I'll try changing those parameters first. Also, I had to downgrade joblib from 1.0.0 to 0.17.0. In the documentation I see the list of dependencies, and I had the more up-to-date versions of some of those packages. I wasn't able to downgrade (e.g. pp-sketch) due to conflicts

johnlees commented 3 years ago

That fit looks pretty good to me!

Would you mind posting the output of your conda list here so I can see if there's anything obvious in terms of packages? If you are able to share your h5 file somehow (it's anonymised, doesn't contain any sequence) I'd like to try and replicate your graph tool error

dsurujon commented 3 years ago

Here's the h5 file:
And here's the packages list

johnlees commented 3 years ago

I can't access the file on drive (but have sent a request for access to you)

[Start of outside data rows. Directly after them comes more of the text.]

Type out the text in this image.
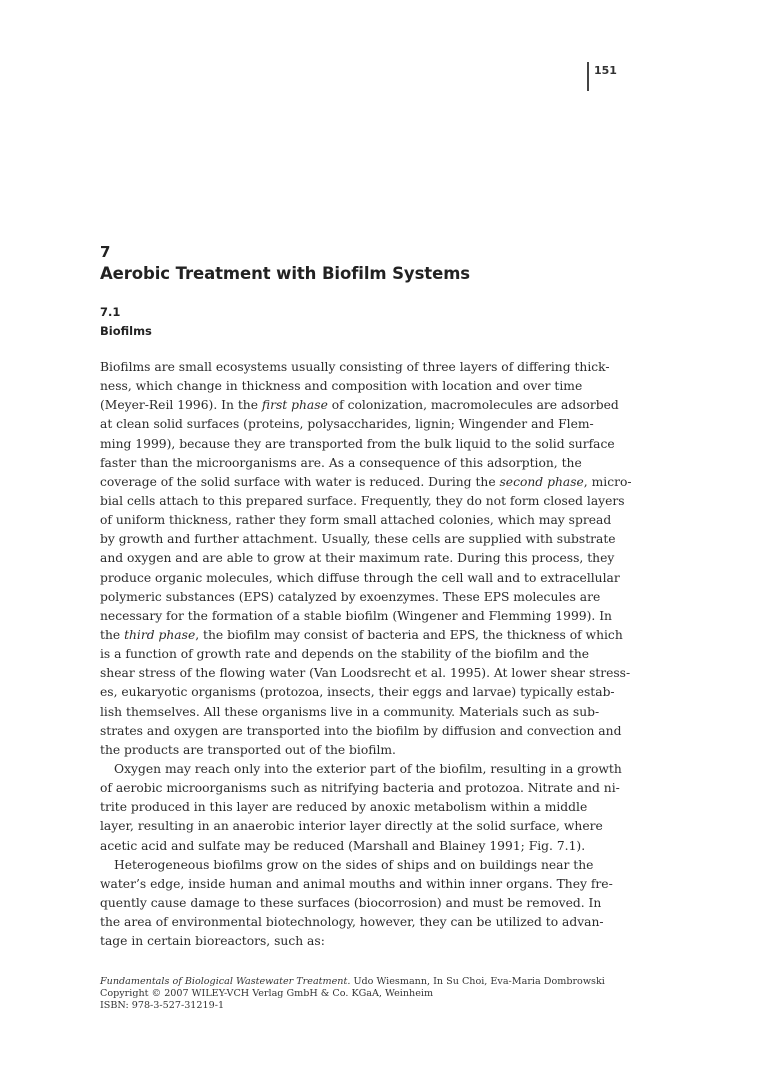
151
7
Aerobic Treatment with Biofilm Systems
7.1
Biofilms
Biofilms are small ecosystems usually consisting of three layers of differing thick-
ness, which change in thickness and composition with location and over time
(Meyer-Reil 1996). In the first phase of colonization, macromolecules are adsorbed
at clean solid surfaces (proteins, polysaccharides, lignin; Wingender and Flem-
ming 1999), because they are transported from the bulk liquid to the solid surface
faster than the microorganisms are. As a consequence of this adsorption, the
coverage of the solid surface with water is reduced. During the second phase, micro-
bial cells attach to this prepared surface. Frequently, they do not form closed layers
of uniform thickness, rather they form small attached colonies, which may spread
by growth and further attachment. Usually, these cells are supplied with substrate
and oxygen and are able to grow at their maximum rate. During this process, they
produce organic molecules, which diffuse through the cell wall and to extracellular
polymeric substances (EPS) catalyzed by exoenzymes. These EPS molecules are
necessary for the formation of a stable biofilm (Wingener and Flemming 1999). In
the third phase, the biofilm may consist of bacteria and EPS, the thickness of which
is a function of growth rate and depends on the stability of the biofilm and the
shear stress of the flowing water (Van Loodsrecht et al. 1995). At lower shear stress-
es, eukaryotic organisms (protozoa, insects, their eggs and larvae) typically estab-
lish themselves. All these organisms live in a community. Materials such as sub-
strates and oxygen are transported into the biofilm by diffusion and convection and
the products are transported out of the biofilm.
Oxygen may reach only into the exterior part of the biofilm, resulting in a growth
of aerobic microorganisms such as nitrifying bacteria and protozoa. Nitrate and ni-
trite produced in this layer are reduced by anoxic metabolism within a middle
layer, resulting in an anaerobic interior layer directly at the solid surface, where
acetic acid and sulfate may be reduced (Marshall and Blainey 1991; Fig. 7.1).
Heterogeneous biofilms grow on the sides of ships and on buildings near the
water’s edge, inside human and animal mouths and within inner organs. They fre-
quently cause damage to these surfaces (biocorrosion) and must be removed. In
the area of environmental biotechnology, however, they can be utilized to advan-
tage in certain bioreactors, such as:
Fundamentals of Biological Wastewater Treatment. Udo Wiesmann, In Su Choi, Eva-Maria Dombrowski
Copyright © 2007 WILEY-VCH Verlag GmbH & Co. KGaA, Weinheim
ISBN: 978-3-527-31219-1
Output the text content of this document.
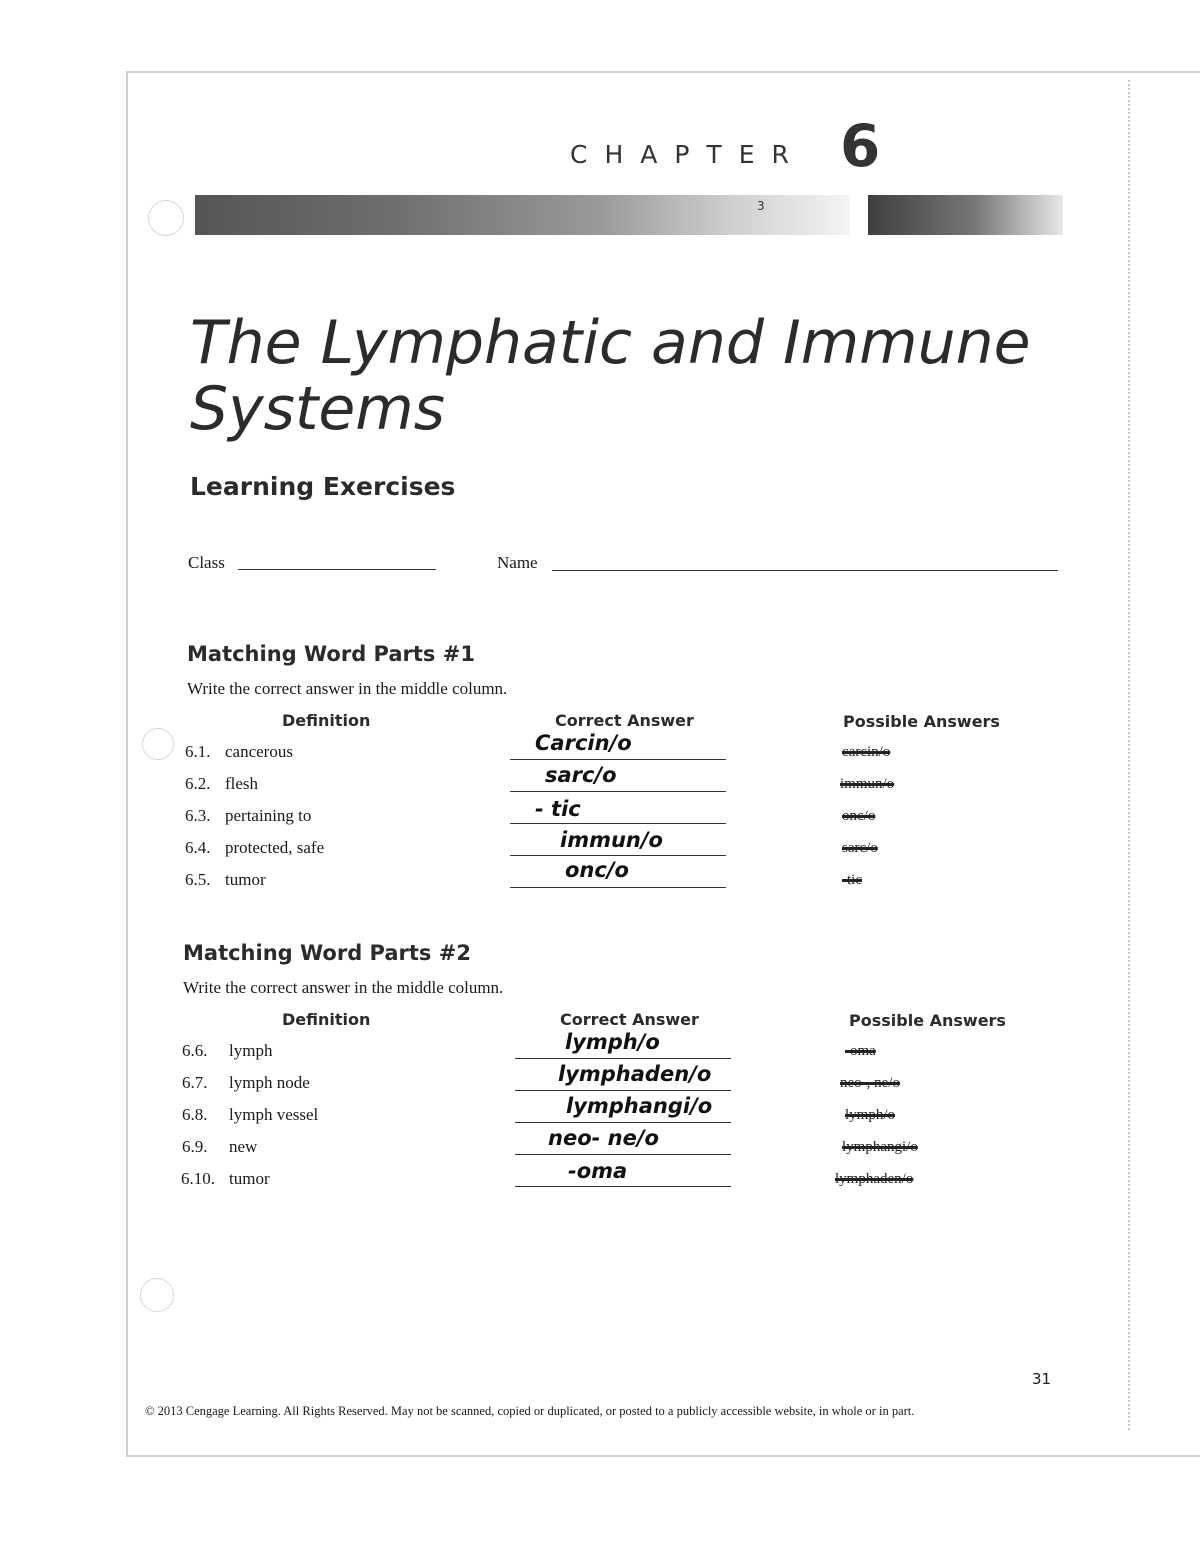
CHAPTER 6
3
The Lymphatic and Immune
Systems
Learning Exercises
Class	Name
Matching Word Parts #1
Write the correct answer in the middle column.
Definition	Correct Answer	Possible Answers
6.1. cancerous	Carcin/o	carcin/o
6.2. flesh	sarc/o	immun/o
6.3. pertaining to	- tic	onc/o
6.4. protected, safe	immun/o	sarc/o
6.5. tumor	onc/o	-tic
Matching Word Parts #2
Write the correct answer in the middle column.
Definition	Correct Answer	Possible Answers
6.6. lymph	lymph/o	-oma
6.7. lymph node	lymphaden/o	neo-, ne/o
6.8. lymph vessel	lymphangi/o	lymph/o
6.9. new	neo- ne/o	lymphangi/o
6.10. tumor	-oma	lymphaden/o
31
© 2013 Cengage Learning. All Rights Reserved. May not be scanned, copied or duplicated, or posted to a publicly accessible website, in whole or in part.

Thinking a bit more about the fit, I think it would be worth trying fit refinement from your K = 3 fit, as that might optimise it a little further:

johnlees commented 3 years ago

Thanks for sharing the file. Oddly this does work for me:

python ~/Documents/PopPUNK/ --fit-model bgmm --ref-db Ab_test --output Ab_test_fit --distances Ab_test/Ab_test.dists --qc-filter prune --max-a-dist 0.85 --K 3 --min-cluster-prop 0.001
PopPUNK (POPulation Partitioning Using Nucleotide Kmers)
    (with backend: sketchlib v1.6.0
     sketchlib: /Users/jlees/miniconda3/envs/pp-py38/lib/python3.8/site-packages/

Graph-tools OpenMP parallelisation enabled: with 1 threads
Mode: Fitting bgmm model to reference database

Fit summary:
    Avg. entropy of assignment  0.0017
    Number of components used   3

Scaled component means:
    [0.26120475 0.42521224]
    [0.75959672 0.76000775]
    [0.02938571 0.18756266]

Network summary:
    Components  84
    Density 0.1885
    Transitivity    0.9997
    Score   0.8113
Removing 1086 sequences


I am using graph-tool 2.35, whereas you have 2.29. Maybe you could try upgrading with conda install graph-tool>=2.35 as that is where the error appears to be coming from?

dsurujon commented 3 years ago

That did the trick! Thank you very much for the quick response, I really appreciate it!